盗まれる可能性があるとしたら複数の鍵のありかを知っている内部犯くらいでしょうか。大抵は別の場所において保管してありますので盗むのは厳しいでしょう。

 

マルチシグでは、全ての鍵を使わずに開くことも可能です。

例えば、公開鍵を3個登録して、そのうち2つから署名されればオープンできる設定ができます。これを2of3と言います。この設定しておけば、もしも秘密鍵の1つをなくしてしまったとしても残りの2つの鍵で開くことができます。

鍵をなくした場合の保険にもなります。

マルチシグは、セキュリティーを追求した仮想通貨のテクノロジーです。

 

 

現状では、マルチシグを使いにくい仮想通貨も・・・

bitbank.cc

セキュリティ強化のために全てにマルチシグをするべきだ!と思うかもしれませんが、現状の仮想通貨の中には、マルチシグをしにくいという事情もあるようです。

 

詳細は上のビットバンクさんのマルチシグ運用体制を見て頂きたいのですが、例えば、イーサリアム(ETH)アドレスのマルチシグ化は、ビットコインやリップル等と異なり、プロトコルレベルでなくスマートコントラクトを用いて行われるとのことです。

 

news.bitcoin.com

しかし、このスマートコントラクトは、現状の技術では約3.4%ほどのバグが起こっていると研究結果が出てきます。上記事ではスマートコントラクトで100万件中3.4万件のバグがあったと記載されています。

 

www.technologyreview.jp

最近では、セキュリティ研究者がスマート・コントラクトの脆弱性に見当を付け始めた段階ということです。

 

スマートコントラクトは、世の中を変える大きなものとなりそうですが、現状ではまだ問題を抱えており、実生活ではほとんど使われていないのも事実です。今のまま世の中で動かしたらバグで世の中が回ることになり、大きな社会問題になるでしょう。

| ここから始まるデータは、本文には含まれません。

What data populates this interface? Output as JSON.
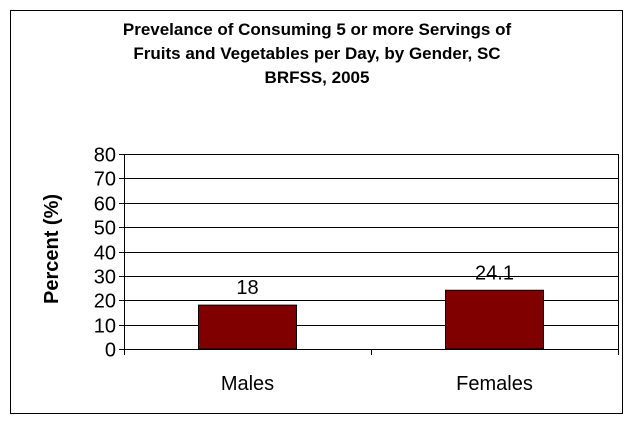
{
  "chart_data": {
    "type": "bar",
    "title_lines": [
      "Prevelance of Consuming 5 or more Servings of",
      "Fruits and Vegetables per Day, by Gender, SC",
      "BRFSS, 2005"
    ],
    "ylabel": "Percent (%)",
    "xlabel": "",
    "categories": [
      "Males",
      "Females"
    ],
    "values": [
      18,
      24.1
    ],
    "data_labels": [
      "18",
      "24.1"
    ],
    "ylim": [
      0,
      80
    ],
    "yticks": [
      "0",
      "10",
      "20",
      "30",
      "40",
      "50",
      "60",
      "70",
      "80"
    ],
    "grid": true,
    "legend": "none",
    "bar_color": "#800000",
    "plot_area_color": "#ffffff"
  }
}
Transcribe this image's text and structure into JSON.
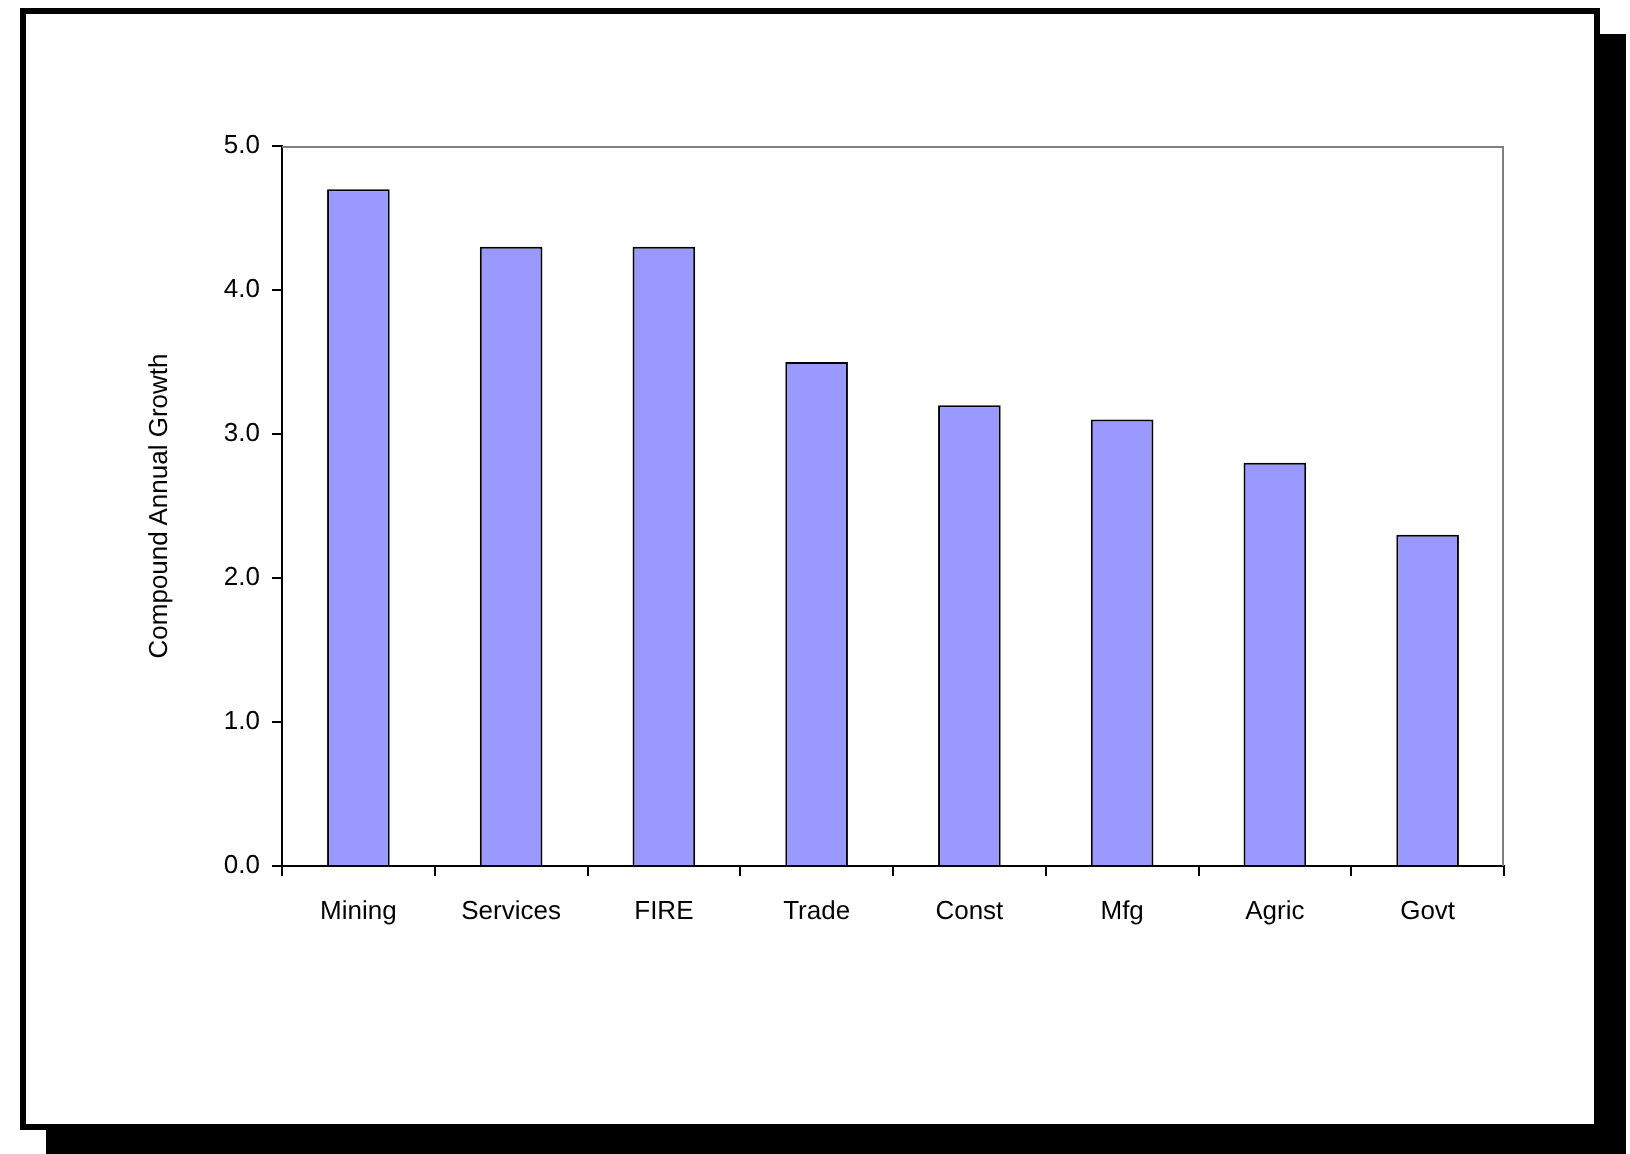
{
  "chart_data": {
    "type": "bar",
    "ylabel": "Compound Annual Growth",
    "categories": [
      "Mining",
      "Services",
      "FIRE",
      "Trade",
      "Const",
      "Mfg",
      "Agric",
      "Govt"
    ],
    "values": [
      4.7,
      4.3,
      4.3,
      3.5,
      3.2,
      3.1,
      2.8,
      2.3
    ],
    "color": "#9999ff",
    "ylim": [
      0,
      5
    ],
    "yticks": [
      {
        "value": 0,
        "label": "0.0"
      },
      {
        "value": 1,
        "label": "1.0"
      },
      {
        "value": 2,
        "label": "2.0"
      },
      {
        "value": 3,
        "label": "3.0"
      },
      {
        "value": 4,
        "label": "4.0"
      },
      {
        "value": 5,
        "label": "5.0"
      }
    ],
    "grid": false,
    "legend": false
  }
}
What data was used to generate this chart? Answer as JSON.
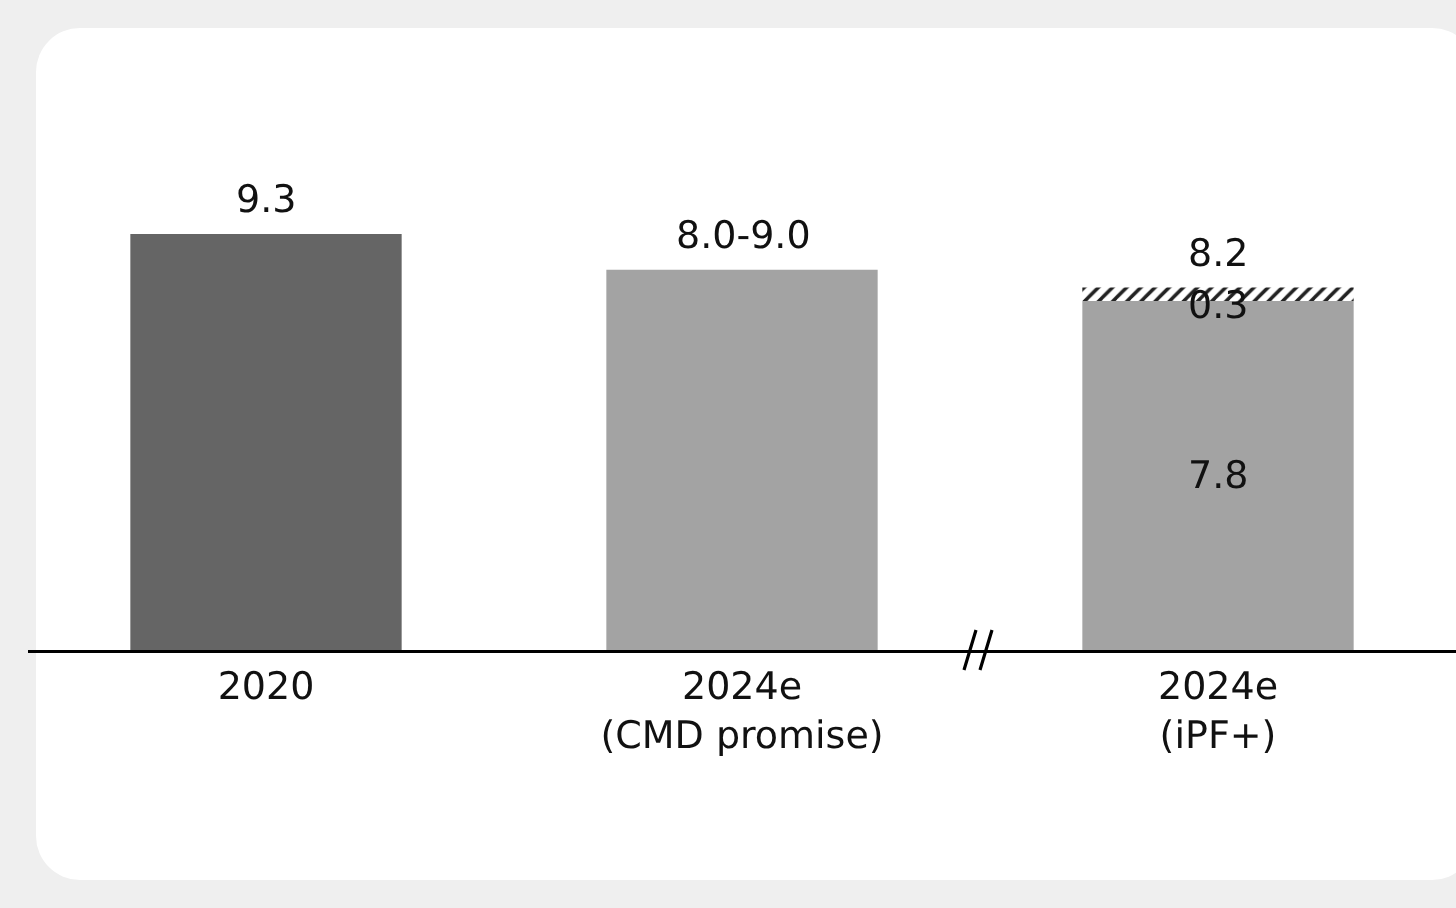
{
  "chart_data": {
    "type": "bar",
    "stacked": true,
    "categories": [
      "2020",
      "2024e\n(CMD promise)",
      "2024e\n(iPF+)"
    ],
    "series": [
      {
        "colors": [
          "#656565",
          "#a3a3a3",
          "#a3a3a3"
        ],
        "values": [
          9.3,
          8.5,
          7.8
        ],
        "value_labels": [
          null,
          null,
          "7.8"
        ]
      },
      {
        "color": "#222222",
        "values": [
          null,
          null,
          0.3
        ],
        "value_labels": [
          null,
          null,
          "0.3"
        ]
      }
    ],
    "totals": [
      "9.3",
      "8.0-9.0",
      "8.2"
    ],
    "grid": false
  }
}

まだスマートコントラクトを社会で実用化には時間がかかりそうです。

 

現状のスマートコントラクトは一定の割合でバグがありますので、ETHではマルチシグはできないということですね。

これはETHではなく、スマートコントラクト自体に問題があるということです。結局、そのバグのあるスマートコントラクトを使っているETHに問題があるとも言えなくもありませんが、THE DAO事件のようにETHそのものが問題というわけではありません。

 

また、リップルもマルチシグ化するにはリスクがあり、非マルチシグのようです。

 

これらの仮想通貨は、マルチシグ化は出来なくもないが、バグや仕様上でリスクがあるので出来ないという感じですね。

 

ビットバンクさんを見ると、現状ではオフライン、オフライン上の両方にマルチシグが対応しているのはビットコインのみのようです。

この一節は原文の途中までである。